AUSTIN, Texas — If you're looking for some "Old Austin" fun this weekend, look no further than this wonderfully weird gathering honoring everyone's favorite melancholy donkey.
Eeyore's Birthday Party will return to East Austin's Pease Park this Saturday, April 30.
First held in 1963, this is the iconic event's 57th year and Saturday's celebration will mark the first time it has been held since 2019. The party was canceled in both 2020 and 2021 due to the COVID-19 pandemic.
Always free to attend, Eeyore's Birthday Party functions as a fundraiser operated by the Friends of the Forest Foundation to benefit local nonprofits. All vendors participating at the party are nonprofit organizations, and organizers of the event also encourage volunteering.
Food and drink, including both alcoholic and non-alcoholic beverages, will be available for purchase at the event, though attendees are also welcome to bring their own food. Attendees may not bring in any alcoholic beverages or glass bottles, and Styrofoam coolers are not allowed. There will be a free water station for filling empty water bottles.
Pets are allowed, but organizers encourage attendees to leave them at home because "with the multitudes of attendees and activity, your pet may not enjoy the event as much as you do." Any pets who are brought to the event must be leashed.
This year's event will be held from 11 a.m. until dusk (approximately 8 p.m.). There is no parking available, so attendees are encouraged to use the free shuttle, Capital Metro buses or to walk or bike. There are also three designated rideshare drop-off locations. Learn more about transportation options.

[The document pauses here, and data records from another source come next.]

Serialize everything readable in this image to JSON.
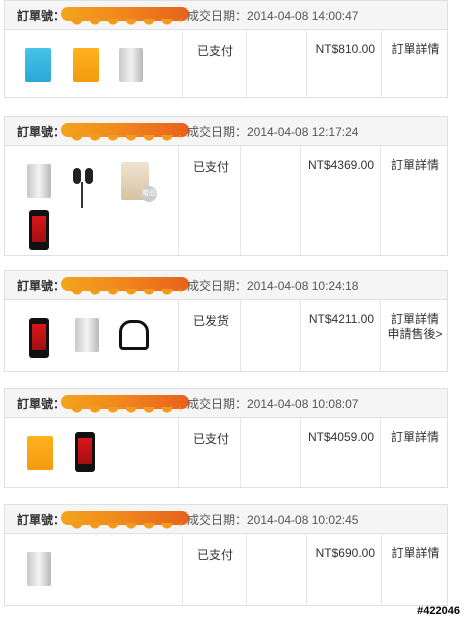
{
  "order_label": "訂單號：",
  "orders": [
    {
      "date": "成交日期：2014-04-08 14:00:47",
      "status": "已支付",
      "price": "NT$810.00",
      "detail": "訂單詳情",
      "extra": ""
    },
    {
      "date": "成交日期：2014-04-08 12:17:24",
      "status": "已支付",
      "price": "NT$4369.00",
      "detail": "訂單詳情",
      "extra": ""
    },
    {
      "date": "成交日期：2014-04-08 10:24:18",
      "status": "已发货",
      "price": "NT$4211.00",
      "detail": "訂單詳情",
      "extra": "申請售後>"
    },
    {
      "date": "成交日期：2014-04-08 10:08:07",
      "status": "已支付",
      "price": "NT$4059.00",
      "detail": "訂單詳情",
      "extra": ""
    },
    {
      "date": "成交日期：2014-04-08 10:02:45",
      "status": "已支付",
      "price": "NT$690.00",
      "detail": "訂單詳情",
      "extra": ""
    }
  ],
  "product_icons": [
    "blue-power-bank",
    "orange-power-bank",
    "silver-power-bank",
    "red-phone",
    "black-earphones",
    "gift-box",
    "otg-cable"
  ],
  "badge_text": "贈品",
  "watermark": "#422046"
}
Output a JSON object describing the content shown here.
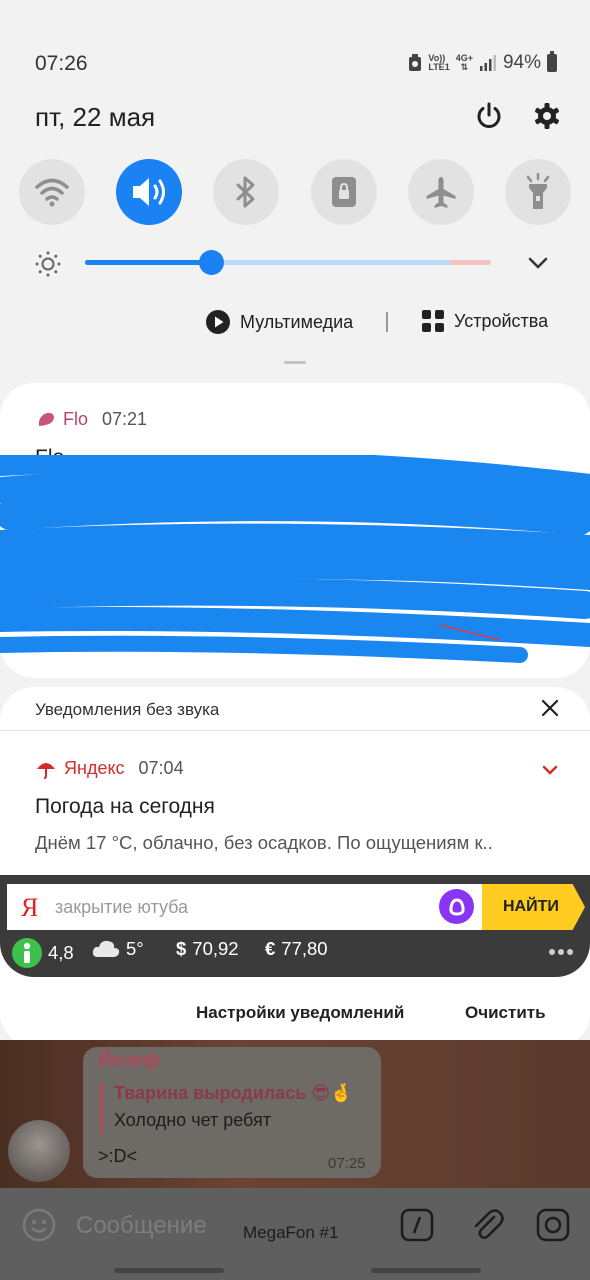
{
  "status_bar": {
    "time": "07:26",
    "volte_top": "Vo))",
    "volte_bottom": "LTE1",
    "net_top": "4G+",
    "net_bottom": "⇅",
    "battery": "94%"
  },
  "header": {
    "date": "пт, 22 мая"
  },
  "quick_toggles": [
    {
      "name": "wifi",
      "active": false
    },
    {
      "name": "sound",
      "active": true
    },
    {
      "name": "bluetooth",
      "active": false
    },
    {
      "name": "rotation-lock",
      "active": false
    },
    {
      "name": "airplane",
      "active": false
    },
    {
      "name": "flashlight",
      "active": false
    }
  ],
  "brightness": {
    "level": 0.31
  },
  "media": {
    "multimedia_label": "Мультимедиа",
    "devices_label": "Устройства"
  },
  "flo_notification": {
    "app": "Flo",
    "time": "07:21",
    "title": "Flo"
  },
  "silent_section": {
    "title": "Уведомления без звука"
  },
  "yandex_notification": {
    "app": "Яндекс",
    "time": "07:04",
    "title": "Погода на сегодня",
    "text": "Днём 17 °C, облачно, без осадков. По ощущениям к.."
  },
  "yandex_widget": {
    "logo": "Я",
    "search_text": "закрытие ютуба",
    "search_button": "НАЙТИ",
    "rating": "4,8",
    "temperature": "5°",
    "usd": "70,92",
    "eur": "77,80",
    "usd_sign": "$",
    "eur_sign": "€"
  },
  "panel_actions": {
    "settings": "Настройки уведомлений",
    "clear": "Очистить"
  },
  "chat": {
    "sender": "Йозеф",
    "quote_sender": "Тварина выродилась 😎🤞",
    "quote_text": "Холодно чет ребят",
    "message": ">:D<",
    "time": "07:25",
    "input_placeholder": "Сообщение"
  },
  "carrier": "MegaFon #1",
  "colors": {
    "accent": "#1a82f2",
    "flo": "#b8436f",
    "yandex": "#d52b2b",
    "yandex_button": "#ffcc1f",
    "alice": "#8a34f4"
  }
}
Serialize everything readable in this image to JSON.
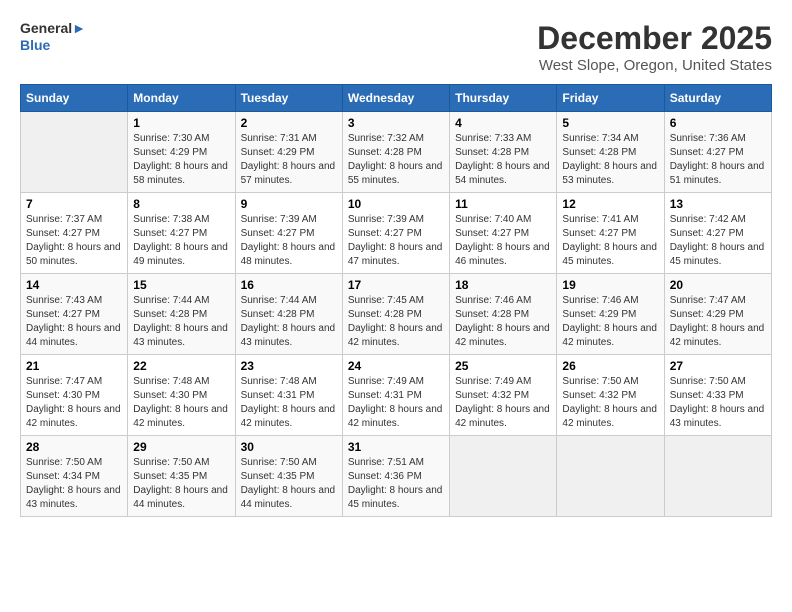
{
  "header": {
    "logo_line1": "General",
    "logo_line2": "Blue",
    "title": "December 2025",
    "subtitle": "West Slope, Oregon, United States"
  },
  "calendar": {
    "days_of_week": [
      "Sunday",
      "Monday",
      "Tuesday",
      "Wednesday",
      "Thursday",
      "Friday",
      "Saturday"
    ],
    "weeks": [
      [
        {
          "num": "",
          "info": ""
        },
        {
          "num": "1",
          "info": "Sunrise: 7:30 AM\nSunset: 4:29 PM\nDaylight: 8 hours\nand 58 minutes."
        },
        {
          "num": "2",
          "info": "Sunrise: 7:31 AM\nSunset: 4:29 PM\nDaylight: 8 hours\nand 57 minutes."
        },
        {
          "num": "3",
          "info": "Sunrise: 7:32 AM\nSunset: 4:28 PM\nDaylight: 8 hours\nand 55 minutes."
        },
        {
          "num": "4",
          "info": "Sunrise: 7:33 AM\nSunset: 4:28 PM\nDaylight: 8 hours\nand 54 minutes."
        },
        {
          "num": "5",
          "info": "Sunrise: 7:34 AM\nSunset: 4:28 PM\nDaylight: 8 hours\nand 53 minutes."
        },
        {
          "num": "6",
          "info": "Sunrise: 7:36 AM\nSunset: 4:27 PM\nDaylight: 8 hours\nand 51 minutes."
        }
      ],
      [
        {
          "num": "7",
          "info": "Sunrise: 7:37 AM\nSunset: 4:27 PM\nDaylight: 8 hours\nand 50 minutes."
        },
        {
          "num": "8",
          "info": "Sunrise: 7:38 AM\nSunset: 4:27 PM\nDaylight: 8 hours\nand 49 minutes."
        },
        {
          "num": "9",
          "info": "Sunrise: 7:39 AM\nSunset: 4:27 PM\nDaylight: 8 hours\nand 48 minutes."
        },
        {
          "num": "10",
          "info": "Sunrise: 7:39 AM\nSunset: 4:27 PM\nDaylight: 8 hours\nand 47 minutes."
        },
        {
          "num": "11",
          "info": "Sunrise: 7:40 AM\nSunset: 4:27 PM\nDaylight: 8 hours\nand 46 minutes."
        },
        {
          "num": "12",
          "info": "Sunrise: 7:41 AM\nSunset: 4:27 PM\nDaylight: 8 hours\nand 45 minutes."
        },
        {
          "num": "13",
          "info": "Sunrise: 7:42 AM\nSunset: 4:27 PM\nDaylight: 8 hours\nand 45 minutes."
        }
      ],
      [
        {
          "num": "14",
          "info": "Sunrise: 7:43 AM\nSunset: 4:27 PM\nDaylight: 8 hours\nand 44 minutes."
        },
        {
          "num": "15",
          "info": "Sunrise: 7:44 AM\nSunset: 4:28 PM\nDaylight: 8 hours\nand 43 minutes."
        },
        {
          "num": "16",
          "info": "Sunrise: 7:44 AM\nSunset: 4:28 PM\nDaylight: 8 hours\nand 43 minutes."
        },
        {
          "num": "17",
          "info": "Sunrise: 7:45 AM\nSunset: 4:28 PM\nDaylight: 8 hours\nand 42 minutes."
        },
        {
          "num": "18",
          "info": "Sunrise: 7:46 AM\nSunset: 4:28 PM\nDaylight: 8 hours\nand 42 minutes."
        },
        {
          "num": "19",
          "info": "Sunrise: 7:46 AM\nSunset: 4:29 PM\nDaylight: 8 hours\nand 42 minutes."
        },
        {
          "num": "20",
          "info": "Sunrise: 7:47 AM\nSunset: 4:29 PM\nDaylight: 8 hours\nand 42 minutes."
        }
      ],
      [
        {
          "num": "21",
          "info": "Sunrise: 7:47 AM\nSunset: 4:30 PM\nDaylight: 8 hours\nand 42 minutes."
        },
        {
          "num": "22",
          "info": "Sunrise: 7:48 AM\nSunset: 4:30 PM\nDaylight: 8 hours\nand 42 minutes."
        },
        {
          "num": "23",
          "info": "Sunrise: 7:48 AM\nSunset: 4:31 PM\nDaylight: 8 hours\nand 42 minutes."
        },
        {
          "num": "24",
          "info": "Sunrise: 7:49 AM\nSunset: 4:31 PM\nDaylight: 8 hours\nand 42 minutes."
        },
        {
          "num": "25",
          "info": "Sunrise: 7:49 AM\nSunset: 4:32 PM\nDaylight: 8 hours\nand 42 minutes."
        },
        {
          "num": "26",
          "info": "Sunrise: 7:50 AM\nSunset: 4:32 PM\nDaylight: 8 hours\nand 42 minutes."
        },
        {
          "num": "27",
          "info": "Sunrise: 7:50 AM\nSunset: 4:33 PM\nDaylight: 8 hours\nand 43 minutes."
        }
      ],
      [
        {
          "num": "28",
          "info": "Sunrise: 7:50 AM\nSunset: 4:34 PM\nDaylight: 8 hours\nand 43 minutes."
        },
        {
          "num": "29",
          "info": "Sunrise: 7:50 AM\nSunset: 4:35 PM\nDaylight: 8 hours\nand 44 minutes."
        },
        {
          "num": "30",
          "info": "Sunrise: 7:50 AM\nSunset: 4:35 PM\nDaylight: 8 hours\nand 44 minutes."
        },
        {
          "num": "31",
          "info": "Sunrise: 7:51 AM\nSunset: 4:36 PM\nDaylight: 8 hours\nand 45 minutes."
        },
        {
          "num": "",
          "info": ""
        },
        {
          "num": "",
          "info": ""
        },
        {
          "num": "",
          "info": ""
        }
      ]
    ]
  }
}
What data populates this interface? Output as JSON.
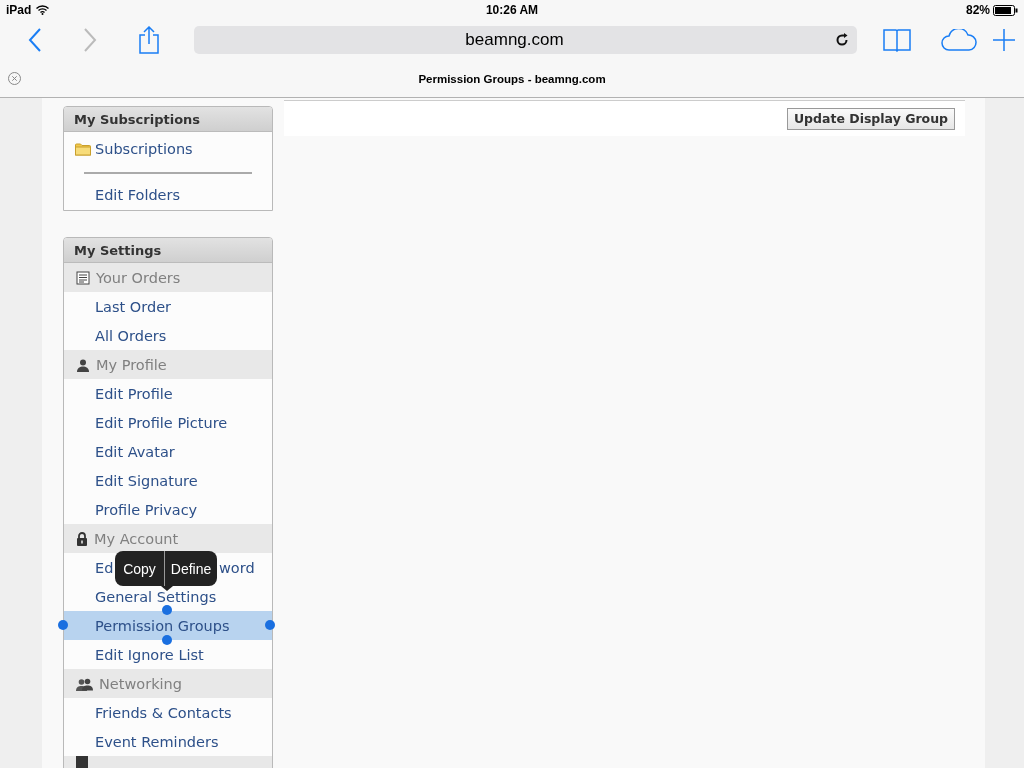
{
  "status_bar": {
    "device": "iPad",
    "time": "10:26 AM",
    "battery": "82%"
  },
  "toolbar": {
    "address": "beamng.com"
  },
  "tab": {
    "title": "Permission Groups - beamng.com"
  },
  "panel": {
    "button": "Update Display Group"
  },
  "sidebar": [
    {
      "title": "My Subscriptions",
      "items": [
        {
          "kind": "folder",
          "label": "Subscriptions",
          "selected": false
        },
        {
          "kind": "divider"
        },
        {
          "kind": "link",
          "label": "Edit Folders",
          "selected": false
        }
      ]
    },
    {
      "title": "My Settings",
      "items": [
        {
          "kind": "section",
          "label": "Your Orders"
        },
        {
          "kind": "link",
          "label": "Last Order",
          "selected": false
        },
        {
          "kind": "link",
          "label": "All Orders",
          "selected": false
        },
        {
          "kind": "section",
          "label": "My Profile"
        },
        {
          "kind": "link",
          "label": "Edit Profile",
          "selected": false
        },
        {
          "kind": "link",
          "label": "Edit Profile Picture",
          "selected": false
        },
        {
          "kind": "link",
          "label": "Edit Avatar",
          "selected": false
        },
        {
          "kind": "link",
          "label": "Edit Signature",
          "selected": false
        },
        {
          "kind": "link",
          "label": "Profile Privacy",
          "selected": false
        },
        {
          "kind": "section",
          "label": "My Account"
        },
        {
          "kind": "link",
          "label_parts": [
            "Ed",
            "word"
          ],
          "selected": false
        },
        {
          "kind": "link",
          "label": "General Settings",
          "selected": false
        },
        {
          "kind": "link",
          "label": "Permission Groups",
          "selected": true
        },
        {
          "kind": "link",
          "label": "Edit Ignore List",
          "selected": false
        },
        {
          "kind": "section",
          "label": "Networking"
        },
        {
          "kind": "link",
          "label": "Friends & Contacts",
          "selected": false
        },
        {
          "kind": "link",
          "label": "Event Reminders",
          "selected": false
        },
        {
          "kind": "section"
        }
      ]
    }
  ],
  "selection_menu": [
    "Copy",
    "Define"
  ]
}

In case of torrential rainfall, the party's rain date is Saturday, May 7.
Eeyore’s Birthday Party is one of Austin's longest-running celebrations of body paint, drum circles and outrageous costumes. In other words, “Austin.”
The festival of springtime and weirdness had modest beginnings in 1963, when a group of UT students celebrated spring break in Eastwood Park.
It was all maypoles, sandwiches and beer back then, by invitation only. One of those invitations went to former first lady Lady Bird Johnson and her daughter, Lynda, who showed up.
Lloyd Birdwell came up with the concept 59 years ago when he was a student, basing it on the gloomy donkey from Winnie the Pooh, who became certain, what he thought, his friends had forgotten his birthday. Today, a sculpture stands at Eastwood Park with a plaque honoring Birdwell.
As the counterculture and hippie movement spread, things got a little more, well, relaxed. Do-it-yourself musicians popped up and so did the drums. Lots of drums.
Austinites Tom and Marci Purcell have brought their kids to the party since they were very young. The kids are in college now.
“The festival is just a really cool expression of what Austin used to be, and that Austin still is. It's just been really neat to have that as a constant fixture in our lives,” Marci Purcell said.